El diario plural del Zulia

José Rafael Rivero | Música, identidad y migración: un triángulo cultural en movimiento

“La cultura es todo lo que el hombre hace”, afirmaba Edward Tylor, uno de los pioneros en el estudio antropológico de la humanidad. Desde esta premisa, comprendemos que la música, lejos de ser una simple manifestación artística, constituye un eje estructurante de las sociedades. La música se convierte así en una radiografía del alma colectiva, un reflejo sensible de la identidad de los pueblos y, también, un equipaje intangible que viaja con quienes migran en busca de mejores horizontes.

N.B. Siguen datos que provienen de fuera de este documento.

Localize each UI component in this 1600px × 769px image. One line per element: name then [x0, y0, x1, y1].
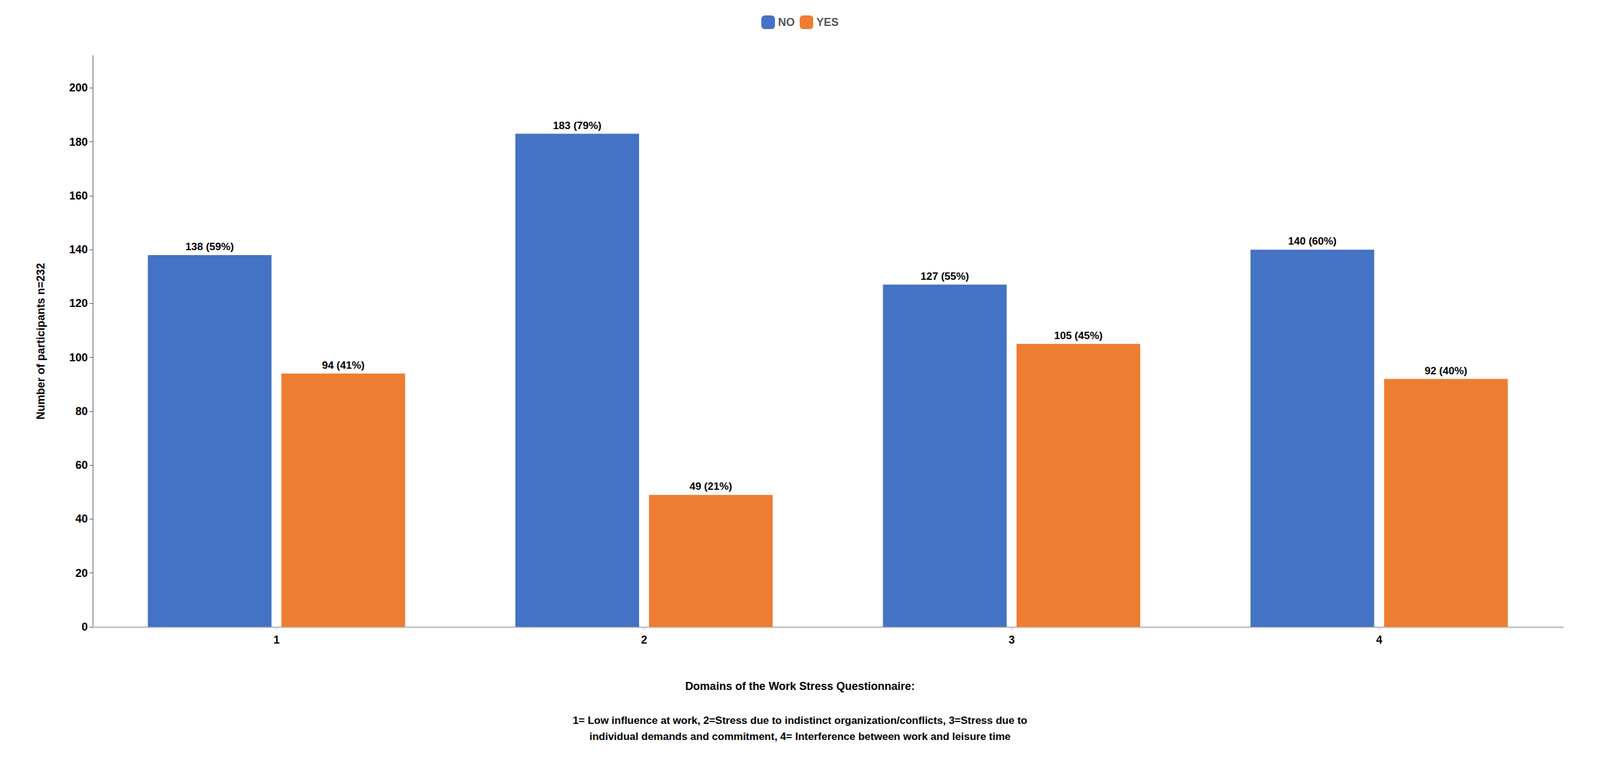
svg-text:Number of participants n=232: Number of participants n=232 [34, 263, 47, 421]
svg-text:105 (45%): 105 (45%) [1054, 330, 1103, 342]
svg-text:4: 4 [1376, 634, 1383, 647]
svg-text:40: 40 [75, 512, 88, 526]
svg-text:200: 200 [69, 81, 88, 94]
svg-text:138 (59%): 138 (59%) [185, 241, 234, 253]
svg-text:49 (21%): 49 (21%) [689, 480, 733, 493]
svg-text:94 (41%): 94 (41%) [321, 359, 365, 372]
svg-text:individual demands and commitm: individual demands and commitment, 4= In… [589, 731, 1012, 743]
svg-text:3: 3 [1008, 634, 1015, 647]
svg-text:120: 120 [69, 297, 88, 310]
svg-text:YES: YES [816, 16, 839, 29]
svg-text:183 (79%): 183 (79%) [553, 119, 602, 132]
svg-text:100: 100 [69, 351, 88, 365]
svg-text:NO: NO [778, 16, 795, 29]
svg-text:0: 0 [81, 621, 88, 634]
svg-text:127 (55%): 127 (55%) [920, 270, 970, 283]
svg-text:140 (60%): 140 (60%) [1287, 235, 1337, 248]
svg-text:92 (40%): 92 (40%) [1424, 365, 1468, 377]
svg-text:80: 80 [75, 405, 88, 418]
svg-text:180: 180 [69, 135, 88, 149]
svg-text:140: 140 [69, 243, 88, 256]
svg-text:1= Low influence at work, 2=St: 1= Low influence at work, 2=Stress due t… [572, 715, 1028, 727]
svg-text:2: 2 [640, 634, 648, 647]
svg-text:60: 60 [75, 459, 88, 472]
svg-text:160: 160 [69, 189, 88, 203]
svg-text:1: 1 [273, 634, 280, 647]
svg-text:Domains of the Work Stress Que: Domains of the Work Stress Questionnaire… [685, 680, 916, 693]
svg-text:20: 20 [75, 567, 88, 580]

Técnicamente, la música está compuesta por tres elementos esenciales: ritmo, armonía y melodía. El ritmo representa el pulso vital, la cadencia que emula los latidos del corazón y organiza el tiempo sonoro. La armonía, por su parte, establece el entramado de acordes que da profundidad y color a las composiciones, mientras que la melodía, con su sucesión de notas, permite la expresión emocional y narrativa de una cultura. Estos elementos, aunque universales, se interpretan y se reinventan desde contextos culturales específicos, generando una enorme diversidad sonora que identifica a los pueblos.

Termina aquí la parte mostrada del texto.